The theory is explained in straightforward language with case examples and videos and participants practice the use of the method with their own cases. This is a two day training with an optional third day in which participants have much more time to practise the interventions and conversational techniques through role play and exercises.
Learning objectives
Who is this training program for?
Residential staff and caregiveres, foster care workers, professional foster parents, and caseworkers in child protection services, who work with chronically traumatized children and their families.
Customised program
This training can be customised to the organisation and team. Depending on the level of prior training, the first module can be skipped. It can be delivered as a two, three and four day training with additional supervision and consultation.
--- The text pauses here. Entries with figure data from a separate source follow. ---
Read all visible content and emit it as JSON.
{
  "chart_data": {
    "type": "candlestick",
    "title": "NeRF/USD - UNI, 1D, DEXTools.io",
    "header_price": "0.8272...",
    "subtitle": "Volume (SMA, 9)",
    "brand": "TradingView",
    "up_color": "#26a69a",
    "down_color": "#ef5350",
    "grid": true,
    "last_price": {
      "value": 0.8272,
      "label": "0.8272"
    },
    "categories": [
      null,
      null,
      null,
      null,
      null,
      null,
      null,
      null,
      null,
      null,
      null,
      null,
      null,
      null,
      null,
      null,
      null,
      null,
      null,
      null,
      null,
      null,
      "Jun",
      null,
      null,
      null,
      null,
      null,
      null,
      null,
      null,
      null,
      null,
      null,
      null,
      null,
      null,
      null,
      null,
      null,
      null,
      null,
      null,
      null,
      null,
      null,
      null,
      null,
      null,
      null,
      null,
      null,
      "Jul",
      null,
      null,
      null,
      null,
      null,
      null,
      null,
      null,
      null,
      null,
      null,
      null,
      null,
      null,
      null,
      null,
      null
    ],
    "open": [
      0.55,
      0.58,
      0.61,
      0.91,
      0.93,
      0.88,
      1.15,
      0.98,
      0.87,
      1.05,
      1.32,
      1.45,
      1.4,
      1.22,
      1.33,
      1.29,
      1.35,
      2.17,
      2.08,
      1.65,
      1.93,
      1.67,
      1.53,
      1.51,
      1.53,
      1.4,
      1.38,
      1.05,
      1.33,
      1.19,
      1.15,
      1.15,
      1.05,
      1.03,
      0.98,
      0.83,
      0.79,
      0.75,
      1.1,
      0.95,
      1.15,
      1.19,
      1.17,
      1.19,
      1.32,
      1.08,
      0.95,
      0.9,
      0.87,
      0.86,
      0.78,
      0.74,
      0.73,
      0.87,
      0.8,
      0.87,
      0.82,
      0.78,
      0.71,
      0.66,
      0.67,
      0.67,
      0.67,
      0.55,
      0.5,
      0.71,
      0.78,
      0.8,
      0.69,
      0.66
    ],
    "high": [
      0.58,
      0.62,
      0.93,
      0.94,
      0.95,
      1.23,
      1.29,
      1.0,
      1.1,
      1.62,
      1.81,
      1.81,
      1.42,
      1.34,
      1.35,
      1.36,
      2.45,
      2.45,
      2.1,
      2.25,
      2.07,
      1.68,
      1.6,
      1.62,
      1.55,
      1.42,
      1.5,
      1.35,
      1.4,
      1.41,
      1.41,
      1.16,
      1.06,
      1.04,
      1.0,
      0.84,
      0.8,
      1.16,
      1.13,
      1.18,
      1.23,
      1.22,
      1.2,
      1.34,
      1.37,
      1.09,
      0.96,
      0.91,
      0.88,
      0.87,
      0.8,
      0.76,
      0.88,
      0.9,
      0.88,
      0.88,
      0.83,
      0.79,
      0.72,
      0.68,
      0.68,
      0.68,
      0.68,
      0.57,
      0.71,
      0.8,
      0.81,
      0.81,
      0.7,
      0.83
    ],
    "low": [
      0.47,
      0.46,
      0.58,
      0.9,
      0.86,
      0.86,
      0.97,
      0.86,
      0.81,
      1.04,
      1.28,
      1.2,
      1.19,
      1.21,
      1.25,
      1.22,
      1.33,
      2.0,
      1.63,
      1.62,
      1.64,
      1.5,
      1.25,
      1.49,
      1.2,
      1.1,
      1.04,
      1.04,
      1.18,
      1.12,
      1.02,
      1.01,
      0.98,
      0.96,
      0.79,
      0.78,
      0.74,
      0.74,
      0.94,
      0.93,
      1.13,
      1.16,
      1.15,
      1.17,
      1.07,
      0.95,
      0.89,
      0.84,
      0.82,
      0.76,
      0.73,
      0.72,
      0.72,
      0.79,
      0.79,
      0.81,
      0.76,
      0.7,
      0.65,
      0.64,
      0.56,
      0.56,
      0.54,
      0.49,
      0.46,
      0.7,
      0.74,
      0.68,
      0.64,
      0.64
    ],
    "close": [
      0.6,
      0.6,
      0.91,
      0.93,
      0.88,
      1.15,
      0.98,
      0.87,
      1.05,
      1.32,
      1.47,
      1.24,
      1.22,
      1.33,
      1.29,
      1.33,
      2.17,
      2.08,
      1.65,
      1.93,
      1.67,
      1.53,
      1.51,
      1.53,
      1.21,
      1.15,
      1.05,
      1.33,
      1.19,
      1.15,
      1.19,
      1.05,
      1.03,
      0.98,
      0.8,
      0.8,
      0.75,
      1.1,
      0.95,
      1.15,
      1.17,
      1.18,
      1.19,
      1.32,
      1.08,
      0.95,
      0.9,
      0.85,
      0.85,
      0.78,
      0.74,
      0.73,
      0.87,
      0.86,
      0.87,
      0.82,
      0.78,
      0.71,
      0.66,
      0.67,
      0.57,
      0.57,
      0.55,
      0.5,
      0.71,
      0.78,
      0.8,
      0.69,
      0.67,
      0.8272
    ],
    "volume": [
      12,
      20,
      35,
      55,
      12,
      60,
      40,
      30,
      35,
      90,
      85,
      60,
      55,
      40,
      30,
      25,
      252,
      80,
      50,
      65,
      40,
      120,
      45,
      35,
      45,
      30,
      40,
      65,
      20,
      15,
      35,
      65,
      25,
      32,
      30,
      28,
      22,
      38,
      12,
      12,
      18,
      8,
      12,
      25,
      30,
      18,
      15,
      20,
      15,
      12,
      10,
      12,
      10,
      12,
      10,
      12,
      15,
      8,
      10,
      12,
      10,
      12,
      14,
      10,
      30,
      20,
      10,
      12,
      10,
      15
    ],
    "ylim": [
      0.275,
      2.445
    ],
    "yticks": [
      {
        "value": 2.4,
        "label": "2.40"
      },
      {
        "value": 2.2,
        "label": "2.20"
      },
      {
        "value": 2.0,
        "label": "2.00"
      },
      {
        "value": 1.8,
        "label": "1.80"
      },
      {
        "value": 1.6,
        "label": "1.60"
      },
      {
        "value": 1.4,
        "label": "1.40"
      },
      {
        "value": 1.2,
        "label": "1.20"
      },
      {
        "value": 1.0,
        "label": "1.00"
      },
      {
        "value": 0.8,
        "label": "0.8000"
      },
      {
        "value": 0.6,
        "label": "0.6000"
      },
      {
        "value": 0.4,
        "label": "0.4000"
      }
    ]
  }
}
Arianne Struik is a clinical psychologist, family therapist and EMDR consultant, originally from the Netherlands and director of the Institute for Chronically Traumatized Children (ICTC) from which she provides specialized trauma treatment in remote areas, as well as workshops, training, supervision and research. She developed the award-winning Sleeping Dogs method, described in the book Treating Chronically Traumatized Children and teaches internationally on the treatment of trauma and dissociation in children. She is member of the ESTD Child and Adolescent Committee.